Now you might think that a Government web site titled News Archives: Press Release would have a copy of this press release in its archive. You'd be wrong. To find the original press release, we have to go to the Google cache and store a copy in, so that you can see it when the cache fades.

Instead, in place of the original, there is a revised press release, backdated to the same timestamp of 21:05, in which the references to Article 22 have been removed. The Information Services Department (ISD) of the HKSARG should be renamed the "Ministry of Truth" in honour of George Orwell's 1984, for its ability to change its own archive by overwriting and backdating press releases.

The revised version was issued at 23:47 that night, nearly 3 hours later. Three hours may not seem like much in the arc of history - but there's a principle at stake - what if the Government goes back and modifies public press releases it made last week, last month or last year, altering or just deleting embarrassing older press releases to fit its latest views on important issues?

We only know the time of the second version thanks to a screenshot shown on TVB's evening news yesterday, which gives you a behind-the-curtain glimpse of the Government News & Media Information System (GNMIS), which is available only to journalists approved by ISD with a password. Yes - it's one ISD, two news archives.


Not only that, but at 01:22 on Sunday morning, while most of us were asleep, the ISD rushed out another press release, clarifying that the LOCPG is not, in fact (or rather, in Orwellian Newspeak) a CPG department as referred to in Article 22(2) of the Basic Law.

That leaves us with the obvious question: if there is no interference in the HKSARG's running of HK affairs, then why would the HKSARG need to rewrite history to conform with the latest view of the LOCPG that it is not bound by Article 22?

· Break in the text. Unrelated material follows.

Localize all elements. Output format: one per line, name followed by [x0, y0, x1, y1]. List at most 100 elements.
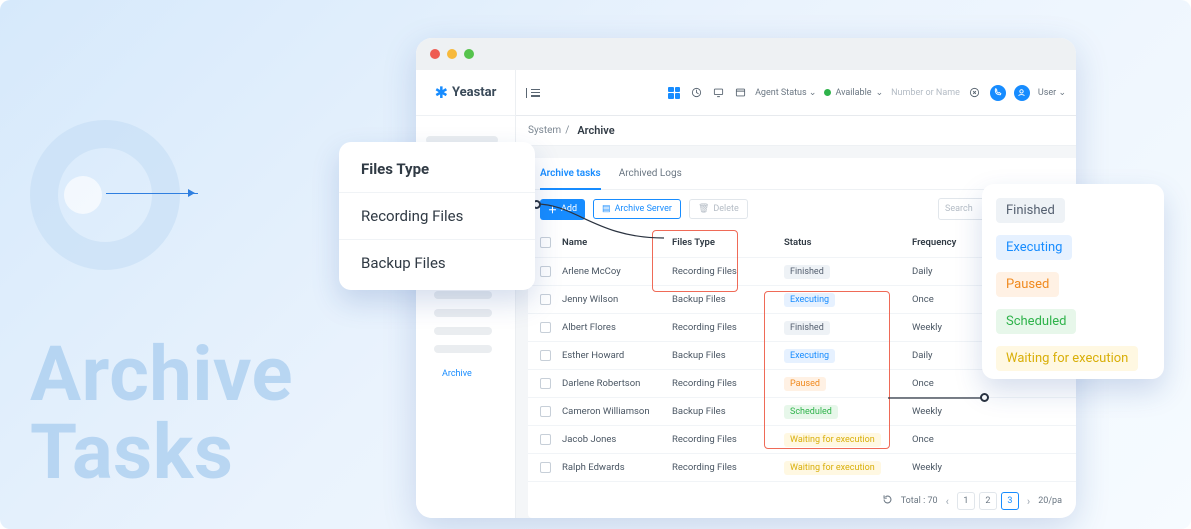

Department or not, this is really a distinction without a difference - if the Basic Law allows the CPG itself, but not any of its departments, to interfere in matters which the HKSARG "administers on its own", then that undermines the "high degree of autonomy" promised by the Basic Law and the Sino-British Joint Declaration.

The HKSARG's latest position goes against its earlier advice to the Legislative Council, submitted in January 2007. The advice "provides information on the offices set up in the [HKSAR] by the [CPG] under Article 22 of the Basic Law" and names three, including LOCPG.

Incidentally, in their wisdom, the drafters of the Basic Law didn't put section or paragraph numbers in its Articles, so you have to count the paragraphs to find Article 22(2).